The Sprint Cup championship format has had many confusing iterations, but it’s in the third season of a Final Four-type elimination bracket, which makes it easier to understand for anyone familiar with the NCAA college basketball tournament.
The Sweet Sixteen has been narrowed down to a quartet of contenders, and whoever beats the other three takes home the Cup in Sunday’s Ford Ecoboost 400. Winner take all amps up the drama. The format also applies to the Camping World Truck Series on Friday and the XFINITY Series on Saturday.
Six-time Cup winner Johnson is NASCAR’s shining star but he’s been underrated because of his steady consistency and vanilla personality. None of today’s drivers are as colorful as the swashbucklers of yesteryear, but they can’t be when their jumpsuits are plastered with the logos of a dozen sponsors.
Johnson will attempt to match Richard “The King” Petty and Dale “The Enforcer” Earnhardt as best ever with seven titles. Of the 26 tracks on the Sprint Cup series calendar, Homestead-Miami is one of four on which Johnson has never won. He always owned such a substantial points lead going into the final race that he didn’t have to.
When asked if he belongs on the Mount Rushmore of racing, Johnson demurred.
“I’m not climbing into the car thinking, ‘I’ve got to win No. 7,’ ” Johnson said. “Of course I’d love to do that. We start each year asking, ‘Can this be the year?’ It would be an honor to join Petty and Earnhardt.
“But I’m more focused on winning the race. I’ve been so caught up in talking setups and poring through data. I’m in race mode. I’m trying to win Sunday. That’s my mindset.”
He will be challenged by defending champ Kyle Busch, who won the race and the title in 2015, as Kevin Harvick did in 2014. Busch used to be one of NASCAR’s “bad boys” but who has mellowed since he became a father. He had only good things to say about his rivals.
“I’m not like those UFC fighters who egg each other on,” Busch said. “If you do that you’re just going to get hit harder.”
Joey Logano gets a shot at winning the first Sprint Cup championship for the Ford manufacturer since Kurt Busch in 2004.
“We had a very fast car here last year and led a lot of laps and that gives me confidence,” Logano said. “You can find motivation in plenty of places — from the people who love you, from the people who hate you. I was in the shop last week and I know I want to do it for my team.”
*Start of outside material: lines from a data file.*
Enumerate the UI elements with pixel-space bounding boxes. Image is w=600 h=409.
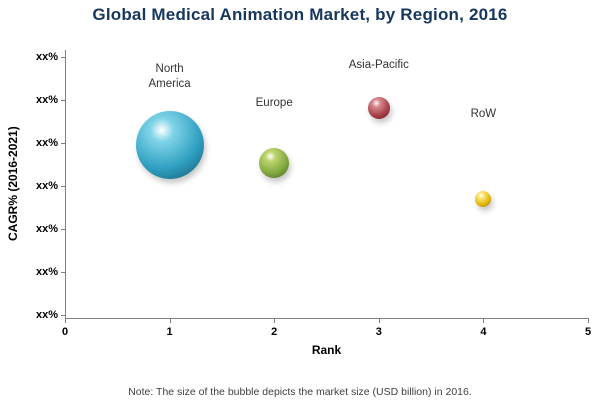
europe-bubble [259,148,290,179]
y-tick-mark [61,143,65,144]
x-tick-mark [169,319,171,323]
x-tick-label: 4 [480,326,487,338]
asia-pacific-label: Asia-Pacific [348,59,409,71]
y-tick-mark [61,186,65,187]
europe-label: Europe [255,97,293,109]
y-tick-label: xx% [35,309,58,321]
x-tick-mark [65,319,66,323]
x-tick-label: 2 [271,326,278,338]
y-tick-mark [61,272,65,273]
plot-area [65,50,589,319]
y-tick-label: xx% [35,180,58,192]
y-tick-mark [61,315,65,316]
chart-title: Global Medical Animation Market, by Regi… [92,5,508,24]
y-tick-mark [61,57,65,58]
x-tick-label: 0 [61,326,69,338]
asia-pacific-bubble [367,97,390,120]
x-tick-label: 3 [375,326,382,338]
north-america-label: North America [148,63,191,90]
x-tick-mark [483,319,485,323]
row-label: RoW [470,108,497,120]
x-tick-mark [588,319,589,323]
y-tick-label: xx% [35,51,58,63]
x-tick-label: 1 [166,326,173,338]
y-tick-label: xx% [35,223,58,235]
y-tick-label: xx% [35,266,58,278]
x-tick-mark [274,319,276,323]
y-tick-label: xx% [35,94,58,106]
chart-note: Note: The size of the bubble depicts the… [128,386,472,398]
x-tick-mark [378,319,380,323]
x-axis-label: Rank [311,343,342,357]
y-tick-mark [61,100,65,101]
north-america-bubble [135,111,204,180]
y-tick-mark [61,229,65,230]
row-bubble [475,190,492,207]
y-tick-label: xx% [35,137,58,149]
x-tick-label: 5 [584,326,592,338]
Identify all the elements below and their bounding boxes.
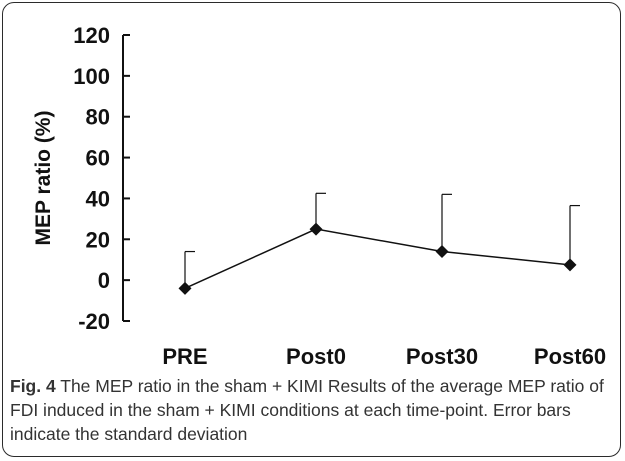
- y-tick-label: 20: [86, 227, 110, 252]
- series-line: [184, 228, 571, 289]
- x-category-label: PRE: [162, 344, 207, 369]
- x-category-label: Post0: [286, 344, 346, 369]
- x-category-label: Post60: [534, 344, 606, 369]
- data-point: [435, 245, 449, 259]
- data-point: [178, 281, 192, 295]
- data-point: [563, 258, 577, 272]
- y-tick-label: 60: [86, 146, 110, 171]
- y-tick-label: 120: [73, 23, 110, 48]
- y-tick-label: 0: [98, 268, 110, 293]
- y-axis-group: 120 100 80 60 40 20 0 -20 MEP ratio (%): [32, 23, 130, 334]
- x-category-label: Post30: [406, 344, 478, 369]
- figure-caption: Fig. 4 The MEP ratio in the sham + KIMI …: [10, 374, 610, 446]
- data-point: [309, 222, 323, 236]
- chart: 120 100 80 60 40 20 0 -20 MEP ratio (%) PRE Post0…: [32, 23, 606, 369]
- data-points: [178, 222, 577, 295]
- y-axis-title: MEP ratio (%): [32, 111, 55, 246]
- y-tick-label: 40: [86, 186, 110, 211]
- series-line-group: [184, 228, 571, 289]
- caption-label: Fig. 4: [10, 376, 56, 396]
- category-labels: PRE Post0 Post30 Post60: [162, 344, 606, 369]
- y-tick-label: 100: [73, 64, 110, 89]
- caption-text: The MEP ratio in the sham + KIMI Results…: [10, 376, 604, 444]
- y-tick-label: -20: [78, 309, 110, 334]
- y-tick-label: 80: [86, 105, 110, 130]
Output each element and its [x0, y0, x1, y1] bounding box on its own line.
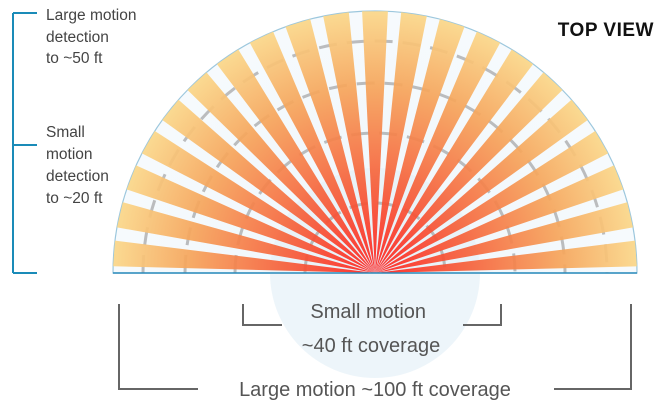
detection-beam — [375, 49, 534, 273]
detection-beam — [375, 165, 624, 273]
detection-beams — [113, 11, 637, 274]
detection-beam — [126, 165, 375, 273]
small-motion-detection-label: Small motion detection to ~20 ft — [46, 124, 113, 207]
detection-beam — [375, 131, 609, 273]
view-title: TOP VIEW — [558, 20, 654, 41]
detection-beam — [375, 31, 501, 273]
detection-beam — [375, 202, 633, 273]
detection-beam — [249, 31, 375, 273]
detection-beam — [375, 240, 637, 273]
detection-beam — [375, 72, 563, 274]
coverage-fan — [112, 10, 638, 378]
range-ring — [303, 201, 447, 274]
detection-beam — [117, 202, 375, 273]
large-coverage-dimension — [118, 304, 632, 390]
detection-beam — [285, 19, 375, 273]
detection-beam — [375, 12, 427, 274]
detection-beam — [141, 131, 375, 273]
detection-beam — [216, 49, 375, 273]
detection-beam — [113, 240, 375, 273]
detection-beam — [375, 19, 465, 273]
detection-beam — [187, 72, 375, 274]
large-motion-detection-label: Large motion detection to ~50 ft — [46, 7, 141, 67]
large-motion-coverage-label: Large motion ~100 ft coverage — [239, 379, 511, 401]
detection-beam — [162, 99, 375, 273]
detection-beam — [323, 12, 375, 274]
small-motion-coverage-label: Small motion ~40 ft coverage — [302, 301, 440, 357]
detection-beam — [362, 11, 388, 274]
small-coverage-dimension — [242, 304, 502, 326]
left-range-bracket — [12, 12, 37, 274]
detection-beam — [375, 99, 588, 273]
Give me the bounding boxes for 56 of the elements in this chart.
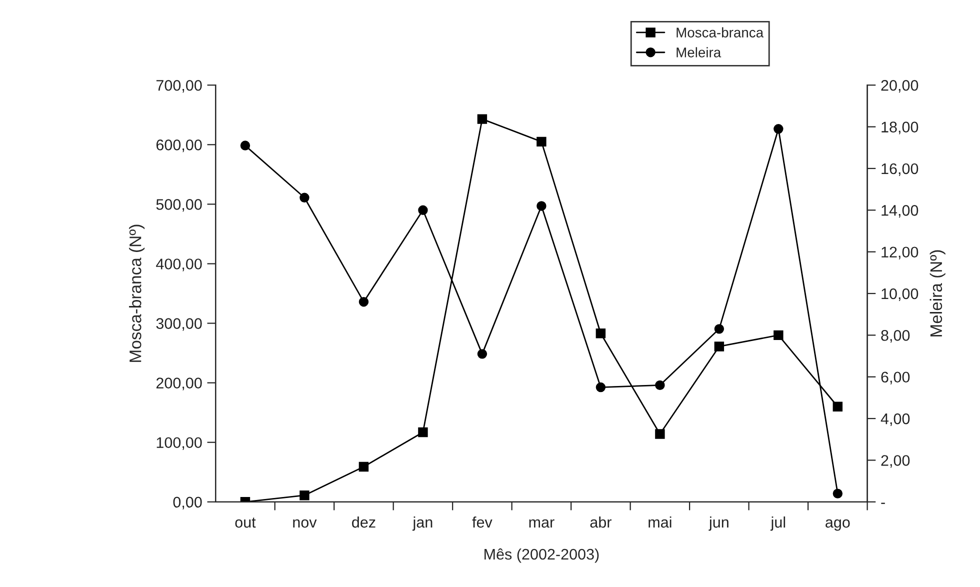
point <box>714 324 724 334</box>
point <box>655 429 665 439</box>
y-axis-title: Mosca-branca (Nº) <box>129 224 145 362</box>
y2-tick-label: 4,00 <box>880 413 910 426</box>
x-tick-label: out <box>235 518 256 528</box>
y2-tick-label: 6,00 <box>881 372 910 384</box>
point <box>358 296 369 307</box>
y-tick-label: 100,00 <box>156 437 202 450</box>
point <box>774 124 784 134</box>
point <box>536 136 546 147</box>
y2-tick-label: 18,00 <box>882 122 918 134</box>
legend-label: Meleira <box>676 47 722 58</box>
y-tick-label: 500,00 <box>156 199 202 212</box>
x-axis-title: Mês (2002-2003) <box>484 548 599 563</box>
point <box>418 427 428 438</box>
y2-tick-label: - <box>881 502 885 504</box>
y2-tick-label: 14,00 <box>882 205 918 218</box>
point <box>240 140 250 150</box>
x-tick-label: jul <box>770 516 786 531</box>
point <box>832 488 843 498</box>
legend-label: Mosca-branca <box>676 27 764 38</box>
point <box>358 462 369 472</box>
y-tick-label: 300,00 <box>156 318 202 331</box>
x-tick-label: nov <box>293 519 317 528</box>
y2-tick-label: 10,00 <box>882 288 918 301</box>
y-tick-label: 400,00 <box>156 258 202 272</box>
point <box>832 402 843 412</box>
point <box>300 192 310 203</box>
point <box>714 342 724 352</box>
point <box>477 114 488 124</box>
y-tick-label: 700,00 <box>156 80 202 93</box>
point <box>300 490 310 500</box>
y2-tick-label: 16,00 <box>882 163 918 176</box>
y2-tick-label: 12,00 <box>882 246 918 260</box>
point <box>655 380 665 390</box>
point <box>418 205 428 216</box>
y2-axis-title: Meleira (Nº) <box>930 250 946 336</box>
x-tick-label: jan <box>412 516 432 531</box>
point <box>477 349 488 359</box>
x-tick-label: mar <box>529 519 554 528</box>
x-tick-label: ago <box>826 519 850 531</box>
point <box>596 328 606 338</box>
x-tick-label: mai <box>648 516 672 528</box>
y2-tick-label: 8,00 <box>881 330 910 343</box>
y2-tick-label: 2,00 <box>881 455 910 468</box>
x-tick-label: fev <box>472 516 492 528</box>
x-tick-label: abr <box>590 516 612 528</box>
y2-tick-label: 20,00 <box>881 80 918 93</box>
point <box>596 382 606 392</box>
x-tick-label: jun <box>708 516 728 531</box>
x-tick-label: dez <box>352 516 376 528</box>
y-tick-label: 200,00 <box>156 378 202 390</box>
y-tick-label: 0,00 <box>173 496 202 510</box>
y-tick-label: 600,00 <box>156 140 202 152</box>
point <box>536 201 546 211</box>
point <box>774 330 784 340</box>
Carl Edwards came within seconds of winning his first Cup here in 2011 in the closest championship finish in NASCAR history, but lost the race and the season points tiebreaker to Stewart.
“That was tough because I gave it everything I had and our team made no mistakes,” said Edwards, driver of the No. 19 Toyota.
He said the experience from five years ago has him “galvanized” to race fast.
“It’s a straightforward track so there’s a lot of driver options and I’ll be able to apply everything I know,” he said. “You’ll see people use the whole track earlier in the race.”
The modest Edwards said he has every intention of prevailing when he crosses the finish line after 400 tense miles on Sunday. But like everybody else in South Florida for a momentously loud and literary weekend, “I’m just absolutely thrilled to be here.”